KC Royals: This prospect is getting another chance
The KC Royals’ starting rotation is in disarray. Danny Duffy is sidelined with a left flexor strain for the second time this season. His first visit to the Injured List cost him over a month, and when he’ll return from his current stay is uncertain. Brady Singer, slowed by right shoulder fatigue, went on the IL with Duffy.
Brad Keller (5.84) and Mike Minor (5.45) own the second and third worst ERAs among qualified American League pitchers; Keller’s nine losses are the third most, and Minor’s eight are tied for fourth most.
Kris Bubic, a rotation mainstay last season, had a poor spring training this year and started the current campaign at Triple-A Omaha. He’s been inconsistent since returning to KC.
And although Keller and Bubic show signs of turning their respective corners—Keller is 1-1, 2.61 with a 9.6 SO9 in July, and Bubic has allowed only two runs in his last 12 innings, and earned his third win Friday night by holding Detroit to a run in his six-inning start (KC won 5-3), a solid rota remains elusive.
The hard truth is Kansas City has no set five-man rotation. So it was surprising when the club acquired reliever Joel Payamps from Toronto in a cash deal Wednesday, then called up reliever Domingo Tapia from Omaha Friday. With some starters suffering or struggling, wouldn’t adding at least one rotation piece have made more sense?
Probably, and the KC Royals are preparing to make that move—Manager Mike Matheny disclosed before Friday’s game that top pitching prospect Daniel Lynch will start Sunday against Detroit and, per Kansas City Star writer Jesse Newell, Matheny is “looking forward” to Lynch pitching in the big leagues again:
What motivates the KC Royals to bring Daniel Lynch back to the majors now?
Lynch is the organization’s top pitching prospect according to MLB Pipeline, but calling him back to Kansas City now is a bit curious. It’s not his disturbing performance in three starts with the Royals earlier this season—he went 0-2 and was battered for 14 earned runs in just eight innings (15.75 ERA)—that makes it so. Instead, it’s how he pitched when he went back to Omaha.
The Royals returned Lynch to the Storm Chasers May 14, less than two weeks after his call-up, and he gave up four runs in six innings in his first start five days later, then just one in 10.2 innings over his next two outings. And although he went 3-0 for a good-hitting Omaha club in June, his ERA for the month was a high 5.32.
July started badly for Lynch. St. Paul hammered him for seven runs in 5.1 innings July 2 and Toledo tagged him for eight runs in only 2.1 frames July 8. Things quieted down for Lynch in his last two starts—he surrendered four runs across nine total innings. Still, he ended the month 0-2 with a 9.72 ERA.
Lynch leaves a 4-3, 5.84 Triple-A record behind when he heads back to Kansas City. The ERA is too high. So is his .318 OBA.

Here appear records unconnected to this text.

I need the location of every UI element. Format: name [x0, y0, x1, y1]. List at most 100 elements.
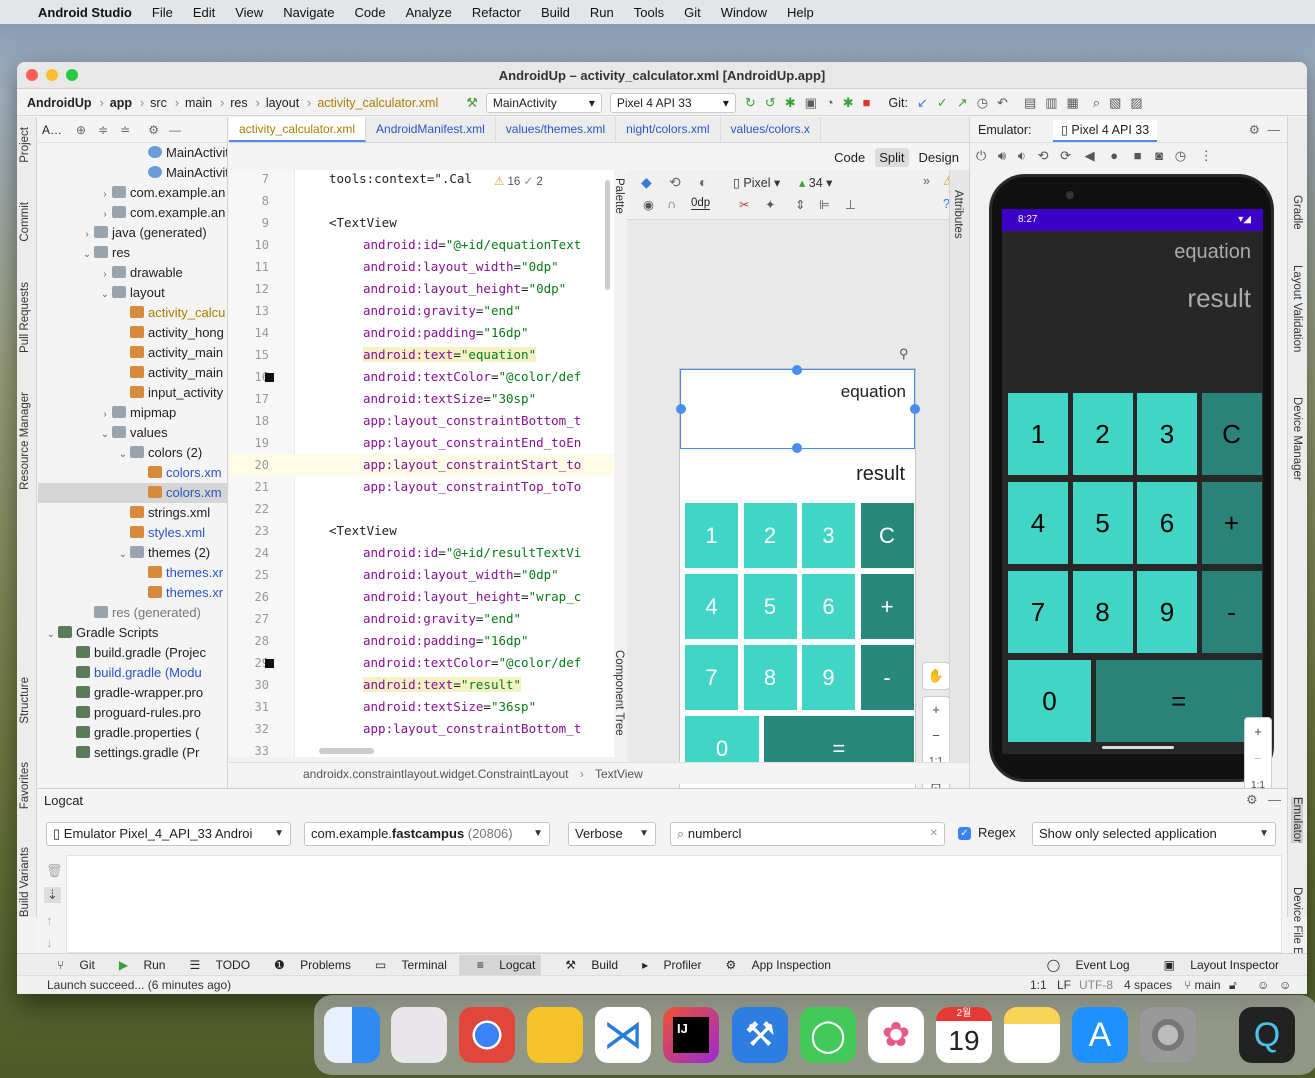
tool-layout-validation[interactable]: Layout Validation [1291, 265, 1303, 352]
tree-item[interactable]: ⌄ Gradle Scripts [38, 623, 227, 643]
regex-checkbox[interactable]: ✓ [958, 827, 971, 840]
snapshot-icon[interactable]: ◷ [1175, 148, 1186, 163]
menu-window[interactable]: Window [721, 5, 767, 20]
volume-up-icon[interactable]: 🔊︎ [998, 148, 1006, 163]
tree-item[interactable]: styles.xml [38, 523, 227, 543]
tab-values-colors[interactable]: values/colors.x [721, 117, 821, 142]
key-clear[interactable]: C [860, 503, 914, 568]
menu-help[interactable]: Help [787, 5, 814, 20]
clear-constraints-icon[interactable]: ✂ [739, 197, 749, 212]
tree-item[interactable]: ⌄ themes (2) [38, 543, 227, 563]
up-icon[interactable]: ↑ [46, 913, 53, 928]
tool-terminal[interactable]: ▭ Terminal [363, 958, 447, 972]
intellij-icon[interactable]: IJ [663, 1007, 719, 1063]
tree-item[interactable]: settings.gradle (Pr [38, 743, 227, 763]
default-margin[interactable]: 0dp [691, 197, 711, 210]
home-icon[interactable]: ● [1110, 148, 1118, 163]
magnet-icon[interactable]: ∩ [667, 197, 676, 211]
key-0[interactable]: 0 [1008, 660, 1091, 742]
code-line[interactable]: 30 android:text="result" [229, 674, 614, 696]
code-line[interactable]: 7 tools:context=".Cal [229, 170, 614, 190]
gear-icon[interactable]: ⚙ [1249, 117, 1260, 143]
logcat-search-input[interactable]: ⌕ numbercl ✕ [670, 822, 945, 846]
hide-icon[interactable]: — [1268, 792, 1281, 807]
tool-favorites[interactable]: Favorites [19, 762, 31, 809]
code-line[interactable]: 29 android:textColor="@color/def [229, 652, 614, 674]
tree-item[interactable]: build.gradle (Projec [38, 643, 227, 663]
search-icon[interactable]: ⌕ [1093, 95, 1100, 111]
tree-item[interactable]: activity_main [38, 363, 227, 383]
minimize-window-button[interactable] [46, 69, 58, 81]
eye-icon[interactable]: ◉ [643, 197, 654, 212]
tool-commit[interactable]: Commit [19, 202, 31, 242]
menu-edit[interactable]: Edit [193, 5, 215, 20]
tool-git[interactable]: ⑂ Git [45, 958, 95, 972]
hide-icon[interactable]: — [169, 123, 181, 137]
tree-item[interactable]: activity_main [38, 343, 227, 363]
chevron-down-icon[interactable]: ⌄ [80, 245, 94, 265]
logcat-level-select[interactable]: Verbose ▼ [568, 822, 656, 846]
tree-item[interactable]: proguard-rules.pro [38, 703, 227, 723]
file-encoding[interactable]: UTF-8 [1079, 976, 1113, 994]
code-line[interactable]: 21 app:layout_constraintTop_toTo [229, 476, 614, 498]
system-settings-icon[interactable] [1140, 1007, 1196, 1063]
tree-item[interactable]: colors.xm [38, 483, 227, 503]
tool-app-inspection[interactable]: ⚙ App Inspection [713, 958, 831, 972]
pan-icon[interactable]: ✋ [922, 662, 950, 690]
tab-values-themes[interactable]: values/themes.xml [496, 117, 617, 142]
code-line[interactable]: 15 android:text="equation" [229, 344, 614, 366]
code-line[interactable]: 19 app:layout_constraintEnd_toEn [229, 432, 614, 454]
code-editor[interactable]: 7 tools:context=".Cal 8 9 <TextView 10 andro… [229, 170, 614, 757]
clear-icon[interactable]: ✕ [930, 823, 938, 845]
code-line[interactable]: 8 [229, 190, 614, 212]
stop-icon[interactable]: ■ [863, 95, 871, 110]
code-line[interactable]: 13 android:gravity="end" [229, 300, 614, 322]
indent-setting[interactable]: 4 spaces [1124, 976, 1172, 994]
tree-item[interactable]: themes.xr [38, 563, 227, 583]
code-line[interactable]: 16 android:textColor="@color/def [229, 366, 614, 388]
camera-icon[interactable]: ◙ [1155, 148, 1163, 163]
notes-icon[interactable] [1004, 1007, 1060, 1063]
key-equals[interactable]: = [1096, 660, 1262, 742]
photos-icon[interactable]: ✿ [868, 1007, 924, 1063]
key-minus[interactable]: - [860, 645, 914, 710]
constraint-handle-end[interactable] [910, 404, 920, 414]
code-line[interactable]: 22 [229, 498, 614, 520]
code-line[interactable]: 12 android:layout_height="0dp" [229, 278, 614, 300]
breadcrumb-module[interactable]: app [110, 96, 132, 110]
tab-night-colors[interactable]: night/colors.xml [616, 117, 721, 142]
logcat-output[interactable] [66, 855, 1282, 953]
infer-constraints-icon[interactable]: ✦ [765, 197, 775, 212]
device-select[interactable]: Pixel 4 API 33 ▾ [609, 92, 736, 113]
avd-icon[interactable]: ▦ [1067, 95, 1079, 111]
zoom-out-icon[interactable]: − [1245, 745, 1271, 772]
tree-item[interactable]: input_activity [38, 383, 227, 403]
tool-pull-requests[interactable]: Pull Requests [19, 282, 31, 353]
layout-preview[interactable]: equation result 1 2 3 C 4 5 6 +7 8 9-0 = [676, 365, 920, 791]
android-studio-icon[interactable] [527, 1007, 583, 1063]
tree-item[interactable]: › java (generated) [38, 223, 227, 243]
tree-item[interactable]: ⌄ res [38, 243, 227, 263]
code-line[interactable]: 9 <TextView [229, 212, 614, 234]
app-store-icon[interactable]: A [1072, 1007, 1128, 1063]
zoom-in-icon[interactable]: + [1245, 718, 1271, 745]
lock-icon[interactable]: 🔓︎ [1229, 976, 1237, 994]
chevron-down-icon[interactable]: ⌄ [44, 625, 58, 645]
git-update-icon[interactable]: ↙ [917, 95, 928, 111]
tool-palette[interactable]: Palette [613, 178, 625, 214]
key-3[interactable]: 3 [802, 503, 855, 568]
key-clear[interactable]: C [1201, 393, 1262, 475]
smiley-icon[interactable]: ☺ [1257, 976, 1269, 994]
coverage-icon[interactable]: ✱ [843, 95, 854, 111]
zoom-out-icon[interactable]: − [923, 723, 949, 749]
finder-icon[interactable] [324, 1007, 380, 1063]
code-line[interactable]: 11 android:layout_width="0dp" [229, 256, 614, 278]
breadcrumb-project[interactable]: AndroidUp [27, 96, 92, 110]
code-line[interactable]: 25 android:layout_width="0dp" [229, 564, 614, 586]
tree-item[interactable]: colors.xm [38, 463, 227, 483]
expand-all-icon[interactable]: ≑ [98, 123, 108, 137]
tool-build-variants[interactable]: Build Variants [19, 847, 31, 917]
gesture-bar[interactable] [1102, 746, 1174, 749]
tool-resource-manager[interactable]: Resource Manager [19, 392, 31, 490]
zoom-in-icon[interactable]: + [923, 697, 949, 723]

But something in the way Lynch pitched for the Storm Chasers must have convinced the Royals that now is the time to give Lynch another chance. Maybe it’s his 9.8 SO9, or his 2.8 BB9 (far better than his 5.6 with the KC Royals), or both.

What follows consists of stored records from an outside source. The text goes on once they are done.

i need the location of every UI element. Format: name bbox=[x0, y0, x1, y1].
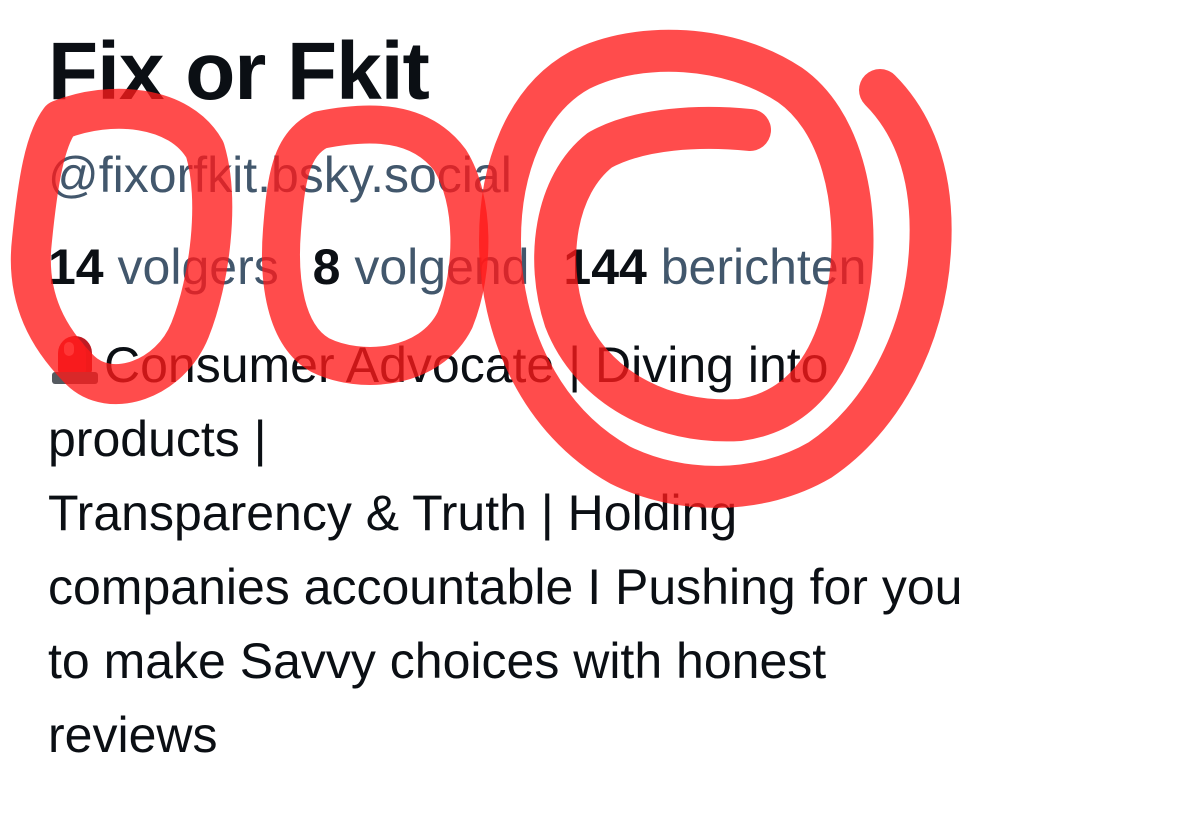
following-label: volgend bbox=[354, 239, 530, 295]
posts-count: 144 bbox=[563, 239, 647, 295]
following-stat-link[interactable]: 8 volgend bbox=[313, 236, 530, 298]
profile-header: Fix or Fkit @fixorfkit.bsky.social 14 vo… bbox=[48, 22, 1148, 772]
bio-line: Transparency & Truth | Holding bbox=[48, 485, 738, 541]
followers-label: volgers bbox=[117, 239, 279, 295]
followers-stat-link[interactable]: 14 volgers bbox=[48, 236, 279, 298]
display-name: Fix or Fkit bbox=[48, 26, 430, 117]
bio-line: companies accountable I Pushing for you bbox=[48, 559, 963, 615]
posts-stat: 144 berichten bbox=[563, 236, 866, 298]
police-siren-icon bbox=[48, 332, 100, 388]
bio-line: to make Savvy choices with honest bbox=[48, 633, 827, 689]
bio-line-text: Consumer Advocate | Diving into bbox=[104, 337, 829, 393]
bio-line: Consumer Advocate | Diving into bbox=[48, 328, 1148, 402]
profile-handle: @fixorfkit.bsky.social bbox=[48, 147, 512, 203]
posts-label: berichten bbox=[660, 239, 867, 295]
profile-bio: Consumer Advocate | Diving into products… bbox=[48, 328, 1148, 772]
following-count: 8 bbox=[312, 239, 341, 295]
followers-count: 14 bbox=[48, 239, 104, 295]
bio-line: reviews bbox=[48, 707, 218, 763]
bio-line: products | bbox=[48, 411, 267, 467]
profile-stats: 14 volgers 8 volgend 144 berichten bbox=[48, 236, 1148, 298]
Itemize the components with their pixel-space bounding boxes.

Or perhaps the Royals have correctly determined contending this season, which seemed so possible in April and early May, is now impossible, so there’s nothing left to lose and much to be gained from letting their No. 1 mound prospect learn by doing at the major league level.
At this point, the KC Royals should take the pressure off Lynch and tell him he’ll be with them for the rest of the season. They obviously have confidence in him, so it’s time for him to pitch against and learn from the best for more than just three games.
His second chance begins Sunday.
Daniel Lynch returns to the big leagues Sunday against the Tigers. Game time is set for 1:10 p.m. CDT.